The Federal Bureau of Investigation and the federal Bureau of Alcohol, Tobacco, Firearms and Explosives were among the law enforcement agencies assisting in the search for the gunman, Mullen said.
"I can assure you that we are going to do everything in our power to find this individual, to lock him up, and to make sure that he does not to hurt anyone else,” Mullen said.
Known as "Mother Emanuel," the church is the oldest AME church in the South, having been founded in 1816 under the leadership of abolitionist minister Morris Brown, the second bishop of the AME Church in the U.S. The Gothic Revival-style church is on the National Register of Historic Places.

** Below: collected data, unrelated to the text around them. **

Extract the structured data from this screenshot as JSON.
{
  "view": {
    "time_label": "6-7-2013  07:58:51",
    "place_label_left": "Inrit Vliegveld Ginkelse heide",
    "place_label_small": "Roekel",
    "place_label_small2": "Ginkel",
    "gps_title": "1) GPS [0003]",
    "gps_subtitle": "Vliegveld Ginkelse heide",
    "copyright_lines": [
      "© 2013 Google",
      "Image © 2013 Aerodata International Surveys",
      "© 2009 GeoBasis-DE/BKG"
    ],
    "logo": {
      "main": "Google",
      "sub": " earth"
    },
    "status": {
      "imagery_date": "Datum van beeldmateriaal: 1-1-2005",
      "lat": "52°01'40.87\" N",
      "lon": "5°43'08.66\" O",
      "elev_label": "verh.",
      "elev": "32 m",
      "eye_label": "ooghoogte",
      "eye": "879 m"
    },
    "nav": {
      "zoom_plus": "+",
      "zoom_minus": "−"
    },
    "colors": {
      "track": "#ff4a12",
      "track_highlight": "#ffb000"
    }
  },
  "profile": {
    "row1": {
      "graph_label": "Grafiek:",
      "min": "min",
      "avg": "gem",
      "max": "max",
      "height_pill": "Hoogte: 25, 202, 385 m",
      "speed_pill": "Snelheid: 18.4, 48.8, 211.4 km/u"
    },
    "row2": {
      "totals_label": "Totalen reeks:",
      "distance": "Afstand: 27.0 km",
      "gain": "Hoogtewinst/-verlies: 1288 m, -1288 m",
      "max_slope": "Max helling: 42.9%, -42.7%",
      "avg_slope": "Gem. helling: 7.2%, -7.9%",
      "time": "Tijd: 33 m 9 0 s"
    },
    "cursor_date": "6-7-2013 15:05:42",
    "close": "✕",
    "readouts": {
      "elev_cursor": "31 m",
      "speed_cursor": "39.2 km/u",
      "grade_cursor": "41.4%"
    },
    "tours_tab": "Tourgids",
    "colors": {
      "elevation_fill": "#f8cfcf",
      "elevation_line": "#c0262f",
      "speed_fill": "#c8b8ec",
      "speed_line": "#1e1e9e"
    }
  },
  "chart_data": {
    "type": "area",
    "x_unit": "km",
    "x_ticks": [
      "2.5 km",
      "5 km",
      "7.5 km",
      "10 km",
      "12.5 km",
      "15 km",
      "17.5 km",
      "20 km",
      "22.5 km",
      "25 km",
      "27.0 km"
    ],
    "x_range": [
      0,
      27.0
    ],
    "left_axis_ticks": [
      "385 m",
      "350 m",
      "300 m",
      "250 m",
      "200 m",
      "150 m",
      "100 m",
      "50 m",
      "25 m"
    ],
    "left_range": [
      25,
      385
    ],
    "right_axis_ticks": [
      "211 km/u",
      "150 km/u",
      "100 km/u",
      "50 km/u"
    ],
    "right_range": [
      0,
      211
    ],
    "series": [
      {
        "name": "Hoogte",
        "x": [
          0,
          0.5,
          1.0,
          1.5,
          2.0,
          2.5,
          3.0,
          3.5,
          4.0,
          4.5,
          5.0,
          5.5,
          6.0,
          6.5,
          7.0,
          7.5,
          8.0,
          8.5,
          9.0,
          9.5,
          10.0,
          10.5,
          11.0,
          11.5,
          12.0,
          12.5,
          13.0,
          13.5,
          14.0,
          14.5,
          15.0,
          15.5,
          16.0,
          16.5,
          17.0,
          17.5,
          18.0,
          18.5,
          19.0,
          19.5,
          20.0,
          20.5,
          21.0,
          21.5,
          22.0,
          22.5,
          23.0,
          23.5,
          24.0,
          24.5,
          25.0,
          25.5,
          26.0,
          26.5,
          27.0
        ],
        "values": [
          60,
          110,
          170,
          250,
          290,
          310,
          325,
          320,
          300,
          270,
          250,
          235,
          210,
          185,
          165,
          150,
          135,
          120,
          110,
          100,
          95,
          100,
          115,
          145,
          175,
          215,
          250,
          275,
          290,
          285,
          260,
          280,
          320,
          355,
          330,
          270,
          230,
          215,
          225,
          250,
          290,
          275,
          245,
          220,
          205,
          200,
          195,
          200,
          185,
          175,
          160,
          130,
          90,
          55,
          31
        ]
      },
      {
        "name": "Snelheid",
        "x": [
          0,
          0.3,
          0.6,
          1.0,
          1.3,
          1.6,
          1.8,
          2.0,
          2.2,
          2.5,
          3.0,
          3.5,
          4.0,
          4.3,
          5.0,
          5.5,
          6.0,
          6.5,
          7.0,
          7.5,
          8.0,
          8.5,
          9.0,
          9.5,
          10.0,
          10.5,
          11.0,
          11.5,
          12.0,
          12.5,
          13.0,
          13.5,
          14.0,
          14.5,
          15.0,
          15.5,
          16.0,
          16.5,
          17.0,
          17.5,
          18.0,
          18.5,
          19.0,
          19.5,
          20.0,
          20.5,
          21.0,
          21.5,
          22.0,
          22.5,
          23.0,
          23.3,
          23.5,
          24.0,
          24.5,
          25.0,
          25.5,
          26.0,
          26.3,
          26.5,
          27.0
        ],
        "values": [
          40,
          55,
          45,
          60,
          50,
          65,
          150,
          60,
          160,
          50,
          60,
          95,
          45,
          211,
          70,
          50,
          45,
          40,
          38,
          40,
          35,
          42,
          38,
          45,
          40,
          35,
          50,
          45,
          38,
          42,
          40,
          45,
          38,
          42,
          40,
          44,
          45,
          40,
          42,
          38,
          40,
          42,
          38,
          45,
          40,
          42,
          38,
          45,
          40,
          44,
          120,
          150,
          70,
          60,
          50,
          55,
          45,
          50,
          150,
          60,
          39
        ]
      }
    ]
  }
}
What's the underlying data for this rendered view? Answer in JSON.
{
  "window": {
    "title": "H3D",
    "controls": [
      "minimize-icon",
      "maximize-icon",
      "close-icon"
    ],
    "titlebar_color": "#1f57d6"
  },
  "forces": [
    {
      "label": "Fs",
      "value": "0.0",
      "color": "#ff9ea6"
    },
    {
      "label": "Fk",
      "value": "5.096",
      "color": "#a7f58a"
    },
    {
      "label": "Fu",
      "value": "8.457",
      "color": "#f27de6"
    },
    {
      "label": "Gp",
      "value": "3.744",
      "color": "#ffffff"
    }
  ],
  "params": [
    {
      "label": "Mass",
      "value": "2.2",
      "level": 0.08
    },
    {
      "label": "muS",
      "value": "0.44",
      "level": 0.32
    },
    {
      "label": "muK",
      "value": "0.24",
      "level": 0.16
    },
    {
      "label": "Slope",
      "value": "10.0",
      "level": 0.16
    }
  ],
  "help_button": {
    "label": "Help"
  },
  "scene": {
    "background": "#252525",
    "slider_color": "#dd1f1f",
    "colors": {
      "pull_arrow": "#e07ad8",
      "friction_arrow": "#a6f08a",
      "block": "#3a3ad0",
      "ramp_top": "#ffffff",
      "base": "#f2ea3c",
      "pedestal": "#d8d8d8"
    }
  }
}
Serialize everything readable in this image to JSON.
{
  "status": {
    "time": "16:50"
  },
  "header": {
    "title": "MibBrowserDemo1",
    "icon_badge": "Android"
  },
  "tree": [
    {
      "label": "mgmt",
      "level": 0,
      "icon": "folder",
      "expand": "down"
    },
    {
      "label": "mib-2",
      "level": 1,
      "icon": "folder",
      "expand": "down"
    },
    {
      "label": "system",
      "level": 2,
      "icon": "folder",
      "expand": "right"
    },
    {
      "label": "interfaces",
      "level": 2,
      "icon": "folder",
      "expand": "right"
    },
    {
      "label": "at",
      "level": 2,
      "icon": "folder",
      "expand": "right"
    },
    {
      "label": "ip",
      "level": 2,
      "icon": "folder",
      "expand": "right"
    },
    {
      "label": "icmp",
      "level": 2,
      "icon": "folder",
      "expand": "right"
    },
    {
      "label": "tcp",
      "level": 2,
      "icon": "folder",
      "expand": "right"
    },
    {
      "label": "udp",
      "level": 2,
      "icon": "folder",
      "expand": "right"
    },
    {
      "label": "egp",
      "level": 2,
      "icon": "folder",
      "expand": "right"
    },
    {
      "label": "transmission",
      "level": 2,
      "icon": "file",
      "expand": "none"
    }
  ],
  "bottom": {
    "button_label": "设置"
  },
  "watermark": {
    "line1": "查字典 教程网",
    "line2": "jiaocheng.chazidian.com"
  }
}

"I'm just absolutely sick to my stomach right now. It's horrible," Lisa Phipps, who works across the street as a caterer, told NBC News.
"I just can't believe this is happening in my community," Phipps said. "That's a very active church. ... Their influence is wonderful. They do so much for the community. I can't imagine a human being doing something like this."
Cornell William Brooks, the president and CEO of the NAACP, added: "There is no greater coward than a criminal who enters a house of God and slaughters innocent people engaged in the study of scripture."
The attack came two months after the fatal shooting of an unarmed black man, Walter Scott, by a white police officer in neighboring North Charleston that sparked major protests and highlighted racial tensions in the area. The officer has been charged with murder, and the shooting prompted South Carolina lawmakers to push through a bill helping all police agencies in the state get body cameras. Pinckney was a sponsor of that bill.
U.S. Sen. Tim Scott, a Republican who represents South Carolina, called the shooting a "senseless tragedy" and said he was making arrangements to return to the state from Washington, D.C., as soon as possible.
"Tonight we stand together in prayer for Pastor Pinckney and his congregation at Emanuel AME, and for the families who are enduring unimaginable pain at the loss of their loved ones," Scott said. "We will come together as a city and as a state to lift up those who need us most right now."
Mayor Joe Riley Jr. said that the gunman had to be a "hate-filled person."
The Rev. Joseph Darby, a prominent pastor who knew Pinckney, told MSNBC that the shooting was "not surprising."
He added: “This is the product of what happens when those who spout divisive and bigoted rhetoric speak to people who do not respond to words with thought but to words with action. This is the epitome of a hate crime ... This is sadly familiar, it is a shame that in the 21st century this happens.”
Republican presidential candidate Jeb Bush, who had been scheduled to campaign Thursday in Charleston, canceled the events "due to the tragic events unfolding in South Carolina tonight," his campaign said.
Democratic presidential candidate Hillary Clinton was in South Carolina campaigning earlier Wednesday but left the state before the shooting took place. "Heartbreaking news from Charleston — my thoughts and prayers are with you all," she said in a tweet.